Добавлю к этому, что она занималась балетом, что у нее были обалденно длинные каштановые кудри и что я не на шутку на нее запал. В общем, я прилично оделся – на мне были галстук, и блейзер с золотыми пуговицами, и прочее, – и вот уже взбегаю вверх по лестнице, ладони у меня вспотели от возбуждения, коленки дрожат, и тут я улавливаю этот запах мастики. Он как буравчик ввинчивается в мой мозг.
Я сажусь за стол со всей семьей, Сара сидит напротив меня и улыбается, и самое лучшее во всем этом, что ее предкам я определенно понравился. Ее мама постоянно подкладывает на мою тарелку куски рыбы и картофель с петрушкой, папаня время от времени ухмыляется и подливает мне белого вина, я уже выпил три бокала, и все идет наилучшим образом, если не считать того, что я постепенно надринькиваюсь и от вайна мне все больше плохеет. Обед наконец заканчивается, время уже довольно позднее, и тут фазер говорит (обращаясь ко мне на «вы»): молодой человек, почему бы вам не переночевать сегодня у нас, подумайте, моя жена постелит для вас в комнате для гостей и вам не придется так поздно возвращаться домой.
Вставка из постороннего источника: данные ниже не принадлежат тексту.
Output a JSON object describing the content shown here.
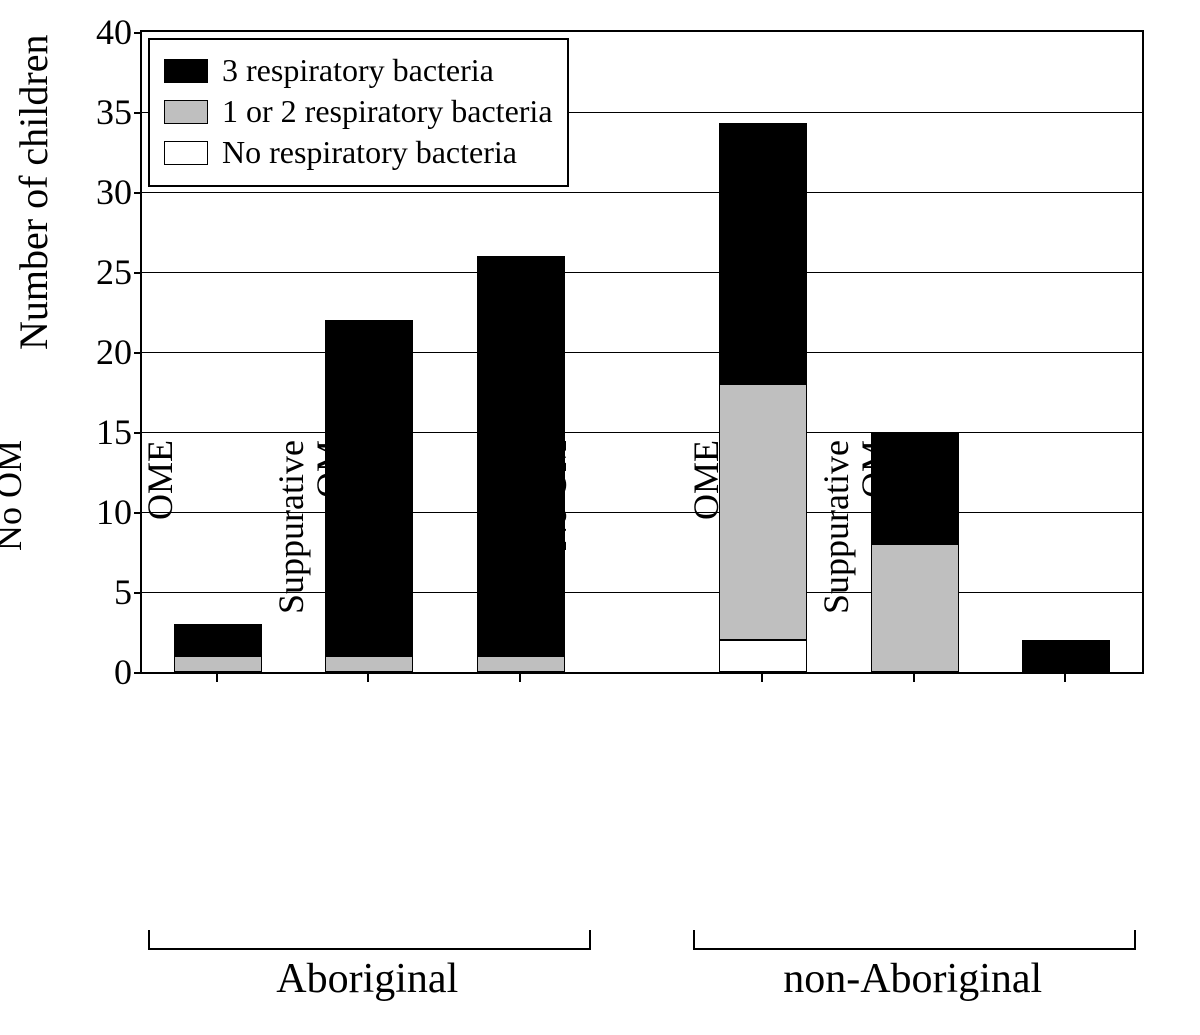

Я, естественно, сперва отнекиваюсь: что вы, не надо, большое спасибо; они продолжают меня уговаривать, и в конце концов я соглашаюсь. Я, как уже говорил, был страшно возбужден и вдобавок здорово насосался. Короче, я укладываюсь спать в гостевой комнате, а перед этим получаю поцелуй от Сары (я и сегодня помню вкус того поцелуя – винно-медвяный).
Среди ночи я просыпаюсь, в комнате как-то прикольно пахнет, я открываю глаза и шарю в потемках, все вокруг влажное, и я думаю: боже правый! Не иначе как я во сне обоссался. Господи, пусть бы это случилось где угодно, только не сейчас и не здесь! Я зажигаю лампу на ночном столике, раздается щелчок, я оглядываюсь вокруг и вижу в постели свой блев – но это не все, нет, я туда еще и насрал! В глазах у меня потемнело. Долго я не думал – я тогда вообще не мог думать. Я быстро нацепил на себя свои шмотки и выскочил из комнаты, бегом сбежал вниз по лестнице, которая все еще пахла мастикой, и, очутившись на улице, от стыда разрыдался – но на месте я не стоял, нет, я бежал до самого своего дома. И Сару я никогда больше не видел.
Пока все это проносится в моей голове и я краснею, как бывает всегда, когда мне вспоминается тогдашний безвыходняк, Нигель открывает свою квартиру, проходит вперед и ставит мой чемодан в прихожей; я совершенно выдохся и потому для начала присаживаюсь на чемодан и закуриваю сигарету.
Квартира Нигеля поражает меня каждый раз, как я ее вижу. Повсюду на стенах висят фотокопии картин, старые гравюры и географические карты. Квартира, собственно говоря, кайфная и наверняка дорогая, но, с другой стороны, она совершенно запущенна. Куски штукатурки отваливаются от выкрашенных желтой краской стен, а кое-что смотрится просто шизоидно: представьте себе безумно дорогой секретер в стиле бидермейер, на котором навалены бумаги, а сверх того еще фотокопии, старые пожелтевшие фотографии никому не известных персонажей и миллиарды книг.